JPEG (Joint Photographic Experts Group), standardized in 1992 as ISO/IEC 10918, compresses photographs using the discrete cosine transform (DCT). It splits an image into 8×8 blocks, converts each to frequency components, and aggressively discards the high-frequency detail the eye barely registers — then entropy-codes the rest with Huffman. A 10:1 size reduction with no visible loss is routine; JPEG became, and remains, the most widely used image format in the world.

MP3 (formally MPEG-1 Audio Layer III) did the same for sound. Developed largely at Germany’s Fraunhofer Institute under Karlheinz Brandenburg and standardized by the ISO MPEG committee in the early 1990s, MP3 uses a psychoacoustic model: it computes which sounds are masked — drowned out by louder nearby tones, or below the threshold of hearing — and simply does not encode them. A song shrinks roughly tenfold. That ratio is what made music small enough to download over 1990s modems, which made file-sharing and eventually the iPod and streaming possible. MP3 didn’t just compress audio; it detonated the music industry.

The same DCT-and-prediction lineage scaled up to video — MPEG, H.264, and successors — where exploiting redundancy between frames (most of the picture doesn’t change frame to frame) is what makes streaming video physically possible over consumer bandwidth.

⚠️ Dead End: Arithmetic Coding’s Patent Thicket

Arithmetic coding, developed in the late 1970s, is theoretically superior to Huffman coding: it can assign fractional bits per symbol and so squeeze closer to the Shannon entropy floor, especially for skewed distributions. By rights it should have replaced Huffman everywhere. It largely did not — for decades.

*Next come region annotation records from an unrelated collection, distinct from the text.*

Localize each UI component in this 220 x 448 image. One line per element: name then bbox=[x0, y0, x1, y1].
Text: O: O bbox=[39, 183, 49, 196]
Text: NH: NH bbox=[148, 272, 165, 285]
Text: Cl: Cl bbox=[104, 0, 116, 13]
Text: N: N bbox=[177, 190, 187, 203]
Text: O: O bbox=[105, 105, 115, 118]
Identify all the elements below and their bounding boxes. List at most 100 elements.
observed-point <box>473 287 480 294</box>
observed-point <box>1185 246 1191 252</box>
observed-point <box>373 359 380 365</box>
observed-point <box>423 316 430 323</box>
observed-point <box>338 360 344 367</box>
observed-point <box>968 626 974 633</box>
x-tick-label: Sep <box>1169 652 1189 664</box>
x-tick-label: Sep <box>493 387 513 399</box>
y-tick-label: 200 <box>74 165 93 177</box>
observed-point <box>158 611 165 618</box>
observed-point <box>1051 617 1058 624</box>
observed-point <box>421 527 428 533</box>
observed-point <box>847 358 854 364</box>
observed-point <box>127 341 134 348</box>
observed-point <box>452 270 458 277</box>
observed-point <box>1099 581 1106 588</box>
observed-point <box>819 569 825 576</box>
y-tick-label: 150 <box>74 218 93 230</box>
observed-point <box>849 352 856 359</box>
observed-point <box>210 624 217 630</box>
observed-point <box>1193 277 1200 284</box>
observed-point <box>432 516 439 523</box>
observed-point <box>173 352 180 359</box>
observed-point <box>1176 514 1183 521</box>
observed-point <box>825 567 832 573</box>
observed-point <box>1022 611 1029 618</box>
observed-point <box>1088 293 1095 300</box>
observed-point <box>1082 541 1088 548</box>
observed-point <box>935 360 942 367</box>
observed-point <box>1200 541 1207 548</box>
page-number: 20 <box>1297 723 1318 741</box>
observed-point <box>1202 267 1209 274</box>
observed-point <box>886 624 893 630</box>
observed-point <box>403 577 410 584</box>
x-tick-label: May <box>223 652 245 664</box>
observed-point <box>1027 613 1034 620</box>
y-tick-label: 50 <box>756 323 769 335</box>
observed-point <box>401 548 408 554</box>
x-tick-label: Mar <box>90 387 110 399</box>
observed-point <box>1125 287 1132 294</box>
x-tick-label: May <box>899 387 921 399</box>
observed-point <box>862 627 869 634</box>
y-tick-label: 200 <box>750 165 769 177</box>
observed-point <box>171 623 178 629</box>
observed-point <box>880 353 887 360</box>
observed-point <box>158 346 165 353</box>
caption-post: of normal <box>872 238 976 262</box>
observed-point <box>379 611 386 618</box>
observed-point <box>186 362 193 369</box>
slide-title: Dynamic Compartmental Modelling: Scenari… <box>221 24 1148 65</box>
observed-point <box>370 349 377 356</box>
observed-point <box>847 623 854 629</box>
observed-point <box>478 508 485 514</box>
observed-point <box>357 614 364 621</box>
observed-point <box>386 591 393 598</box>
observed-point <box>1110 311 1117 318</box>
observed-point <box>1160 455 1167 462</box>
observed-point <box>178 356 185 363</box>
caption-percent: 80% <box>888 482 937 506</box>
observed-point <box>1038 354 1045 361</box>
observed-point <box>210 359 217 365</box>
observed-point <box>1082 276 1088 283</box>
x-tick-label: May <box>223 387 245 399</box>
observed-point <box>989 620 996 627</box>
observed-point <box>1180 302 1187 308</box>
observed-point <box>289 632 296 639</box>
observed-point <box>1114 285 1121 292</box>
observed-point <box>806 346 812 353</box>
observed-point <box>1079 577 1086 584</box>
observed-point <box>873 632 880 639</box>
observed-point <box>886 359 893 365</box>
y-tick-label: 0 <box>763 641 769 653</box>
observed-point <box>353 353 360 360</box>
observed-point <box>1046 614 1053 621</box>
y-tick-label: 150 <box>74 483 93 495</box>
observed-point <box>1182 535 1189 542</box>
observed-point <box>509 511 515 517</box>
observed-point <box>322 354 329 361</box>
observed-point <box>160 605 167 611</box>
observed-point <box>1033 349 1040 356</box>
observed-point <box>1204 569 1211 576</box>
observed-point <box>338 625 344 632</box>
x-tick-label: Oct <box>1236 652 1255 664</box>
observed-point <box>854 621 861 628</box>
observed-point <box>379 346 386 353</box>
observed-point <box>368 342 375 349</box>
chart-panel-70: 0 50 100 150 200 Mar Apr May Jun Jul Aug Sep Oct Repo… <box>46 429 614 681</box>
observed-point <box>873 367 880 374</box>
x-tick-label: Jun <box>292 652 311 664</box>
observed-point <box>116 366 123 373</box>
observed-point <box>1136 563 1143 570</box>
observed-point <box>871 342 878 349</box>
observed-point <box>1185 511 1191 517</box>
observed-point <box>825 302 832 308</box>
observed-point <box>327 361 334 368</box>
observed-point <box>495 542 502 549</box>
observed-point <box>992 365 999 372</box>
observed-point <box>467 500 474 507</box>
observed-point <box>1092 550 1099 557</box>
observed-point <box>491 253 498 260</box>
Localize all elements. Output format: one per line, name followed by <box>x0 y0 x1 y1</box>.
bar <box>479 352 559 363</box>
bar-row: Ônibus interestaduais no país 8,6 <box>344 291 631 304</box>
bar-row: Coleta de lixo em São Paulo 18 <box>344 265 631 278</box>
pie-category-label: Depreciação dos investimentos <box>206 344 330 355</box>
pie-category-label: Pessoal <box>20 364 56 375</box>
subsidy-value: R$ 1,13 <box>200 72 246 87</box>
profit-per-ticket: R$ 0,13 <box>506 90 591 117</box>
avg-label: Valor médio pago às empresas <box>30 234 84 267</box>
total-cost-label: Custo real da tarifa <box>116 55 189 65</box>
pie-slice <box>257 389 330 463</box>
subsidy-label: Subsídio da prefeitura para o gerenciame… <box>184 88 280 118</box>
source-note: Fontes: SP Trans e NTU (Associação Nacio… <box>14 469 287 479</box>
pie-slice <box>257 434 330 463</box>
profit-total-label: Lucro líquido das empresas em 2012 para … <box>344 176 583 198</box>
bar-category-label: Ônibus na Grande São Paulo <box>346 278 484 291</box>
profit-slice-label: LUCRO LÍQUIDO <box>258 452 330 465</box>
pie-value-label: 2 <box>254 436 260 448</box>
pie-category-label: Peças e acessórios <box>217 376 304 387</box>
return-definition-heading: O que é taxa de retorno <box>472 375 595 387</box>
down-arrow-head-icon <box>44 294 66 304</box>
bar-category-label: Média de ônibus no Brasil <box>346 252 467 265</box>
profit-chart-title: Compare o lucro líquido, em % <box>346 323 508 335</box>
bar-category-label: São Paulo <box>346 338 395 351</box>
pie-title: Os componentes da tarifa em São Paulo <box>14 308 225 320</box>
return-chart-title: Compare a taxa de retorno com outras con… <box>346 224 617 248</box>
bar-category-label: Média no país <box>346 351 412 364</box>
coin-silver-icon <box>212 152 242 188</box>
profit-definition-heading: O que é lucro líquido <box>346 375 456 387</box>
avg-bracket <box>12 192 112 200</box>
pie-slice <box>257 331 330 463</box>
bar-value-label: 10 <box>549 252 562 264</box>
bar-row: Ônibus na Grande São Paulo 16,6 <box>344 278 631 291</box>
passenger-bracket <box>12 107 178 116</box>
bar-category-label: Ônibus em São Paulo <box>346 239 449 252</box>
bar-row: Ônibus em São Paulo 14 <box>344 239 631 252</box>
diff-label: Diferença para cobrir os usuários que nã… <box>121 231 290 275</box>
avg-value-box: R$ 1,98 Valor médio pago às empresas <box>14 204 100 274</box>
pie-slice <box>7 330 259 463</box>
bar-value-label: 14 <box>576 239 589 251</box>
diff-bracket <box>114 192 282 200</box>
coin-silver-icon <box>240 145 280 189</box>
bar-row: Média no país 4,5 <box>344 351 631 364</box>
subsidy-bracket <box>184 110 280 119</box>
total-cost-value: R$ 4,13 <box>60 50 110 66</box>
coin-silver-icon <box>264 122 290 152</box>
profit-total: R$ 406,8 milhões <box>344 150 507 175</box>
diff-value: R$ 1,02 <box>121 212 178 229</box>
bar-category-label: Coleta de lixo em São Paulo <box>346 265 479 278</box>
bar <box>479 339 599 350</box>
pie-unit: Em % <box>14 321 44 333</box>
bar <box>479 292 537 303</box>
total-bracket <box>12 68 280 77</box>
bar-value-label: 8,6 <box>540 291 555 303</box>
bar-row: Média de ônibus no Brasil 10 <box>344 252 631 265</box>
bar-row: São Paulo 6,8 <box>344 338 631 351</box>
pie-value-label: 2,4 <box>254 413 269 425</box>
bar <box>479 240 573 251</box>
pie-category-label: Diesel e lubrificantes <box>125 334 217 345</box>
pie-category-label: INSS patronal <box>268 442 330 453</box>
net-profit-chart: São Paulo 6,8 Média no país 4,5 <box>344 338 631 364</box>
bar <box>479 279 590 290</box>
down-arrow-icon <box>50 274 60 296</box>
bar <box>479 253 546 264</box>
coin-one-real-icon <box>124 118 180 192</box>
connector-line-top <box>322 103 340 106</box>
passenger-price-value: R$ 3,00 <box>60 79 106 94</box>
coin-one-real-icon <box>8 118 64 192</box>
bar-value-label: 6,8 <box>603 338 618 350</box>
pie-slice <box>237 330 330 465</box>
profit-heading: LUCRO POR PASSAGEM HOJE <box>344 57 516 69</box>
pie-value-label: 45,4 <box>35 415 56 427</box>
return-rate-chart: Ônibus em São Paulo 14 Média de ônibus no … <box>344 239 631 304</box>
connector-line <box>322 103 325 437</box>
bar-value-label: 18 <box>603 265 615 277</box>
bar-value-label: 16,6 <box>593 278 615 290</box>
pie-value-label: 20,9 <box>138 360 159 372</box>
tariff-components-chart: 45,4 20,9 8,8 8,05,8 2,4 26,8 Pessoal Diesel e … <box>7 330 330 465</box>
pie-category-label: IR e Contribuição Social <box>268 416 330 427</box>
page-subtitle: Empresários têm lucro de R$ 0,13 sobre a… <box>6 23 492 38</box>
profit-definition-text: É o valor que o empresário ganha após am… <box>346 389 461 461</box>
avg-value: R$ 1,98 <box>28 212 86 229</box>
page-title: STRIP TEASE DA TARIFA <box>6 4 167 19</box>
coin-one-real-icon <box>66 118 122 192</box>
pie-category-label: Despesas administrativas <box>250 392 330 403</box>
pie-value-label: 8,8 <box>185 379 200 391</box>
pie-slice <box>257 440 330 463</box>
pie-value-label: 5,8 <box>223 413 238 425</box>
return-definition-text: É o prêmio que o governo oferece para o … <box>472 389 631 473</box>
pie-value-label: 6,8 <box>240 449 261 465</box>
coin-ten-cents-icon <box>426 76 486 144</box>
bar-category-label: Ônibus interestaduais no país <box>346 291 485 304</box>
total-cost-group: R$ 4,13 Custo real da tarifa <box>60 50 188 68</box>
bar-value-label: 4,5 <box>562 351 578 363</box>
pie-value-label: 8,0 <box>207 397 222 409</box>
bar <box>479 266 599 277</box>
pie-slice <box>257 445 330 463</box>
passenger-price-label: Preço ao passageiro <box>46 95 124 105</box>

The reason was not technical but legal. IBM and others held a dense thicket of patents on arithmetic coding through the 1980s and 1990s. Standards bodies, terrified of royalty claims, kept defaulting to patent-free Huffman coding; the original JPEG standard specified an arithmetic-coding mode that almost no software ever implemented because of the patent risk. Arithmetic coding’s near-optimal compression sat mostly unused in mainstream tools until the core patents expired. Its successor, the range/ANS family (asymmetric numeral systems, 2009, deliberately placed in the public domain by Jarosław Duda), finally delivered arithmetic-coding efficiency without the legal hazard and now powers Zstandard, modern JPEG XL, and video codecs. The lesson is a recurring one in computing history: the best algorithm does not win if its license terms scare everyone away.